Tian Zhang, MD, MHS: CheckMate-9ER phase three first line trial for kidney cancer where patients were randomized to either receiving nivolumab with cabozantinib, so an immunotherapy and a targeted approach versus sunitinib which was the standard of care for a long time for our patients with metastatic kidney cancer. And we saw intention to treat population, so all comers, an improvement in progression free survival and overall survival and in the objective responses. And so, then the update to the initial presentation we saw at ASCO [American Society of Clinical Oncology] this year and looking at IMDC [International Metastatic Renal Cell Carcinoma Database Consortium] subgroups in terms of risk status, all patients benefited regardless of their favorable, intermediate, or poor risk disease groups. And we saw a benefit in most times in doubling of their progression free survival intervals, but also in improvements of overall survival. And I think what's notable of these VEGF/TKI strategies is that we are seeing almost comparable rates of complete responses. Of course, we love to shoot for complete responses and we're seeing up to about 10% complete responses in these patients, especially in an intermediate risk and favorable risk disease.
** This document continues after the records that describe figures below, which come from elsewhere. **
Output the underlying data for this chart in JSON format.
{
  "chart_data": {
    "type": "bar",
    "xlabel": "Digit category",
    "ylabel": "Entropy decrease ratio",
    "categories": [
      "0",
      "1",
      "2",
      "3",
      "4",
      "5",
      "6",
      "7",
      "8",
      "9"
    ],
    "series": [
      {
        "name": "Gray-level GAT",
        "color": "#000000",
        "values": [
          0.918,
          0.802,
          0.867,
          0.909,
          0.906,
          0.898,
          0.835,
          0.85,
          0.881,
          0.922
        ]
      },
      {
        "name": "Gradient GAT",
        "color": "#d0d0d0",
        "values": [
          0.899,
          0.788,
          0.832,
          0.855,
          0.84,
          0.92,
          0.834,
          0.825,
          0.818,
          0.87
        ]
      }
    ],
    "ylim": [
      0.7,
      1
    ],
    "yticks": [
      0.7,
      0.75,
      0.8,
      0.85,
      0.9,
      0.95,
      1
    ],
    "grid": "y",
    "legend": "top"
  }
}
Toni Choueiri, MD: Dr. Orenstein, CheckMate-214 in a minute?

Moshe Orenstein, MD, MA: I think CheckMate-214 really revolutionized the field of kidney cancer treatment in the front line setting. It was a phase three trial that randomized patients to receive ipilimumab and nivolumab times four followed by nivolumab maintenance versus sunitinib which was the standard of care at the time. And it was the first of the IO [immunotherapy] based combinations to be approved and remains the only IO/IO combination. All the other ones you'll hear about tonight are IO/TKIs [immunotherapy/tyrosine kinase inhibitors]. Now, the primary endpoint in the initial study was in the intermediate and poor risk, which we'll get to in a little bit. And it demonstrated a superior overall survival and objective response rate compared to sunitinib. What's great about this combination and what really led to the approval in intermediate and poor risk patients is that these results seem to stand up over the test of time, both in the 25 month follow up, which was the initial presentation, the 42 months follow, the most recent five year follow which I'll just give ten seconds on. It's really demonstrated that we finally have for the ITT for all comers, we have a median overall survival of 55.7 months which is wild when you think about where the field was just a couple of years ago. And to think that approximately 30% of patients are still progression free at around five years. So, it's remarkable to see this combination hold up over the course of time and be the only IO/IO combination as a standard of care in the front line setting for treatment naive RCC.

Toni Choueiri, MD: Perfect, well summed.

This transcript has been edited for clarity.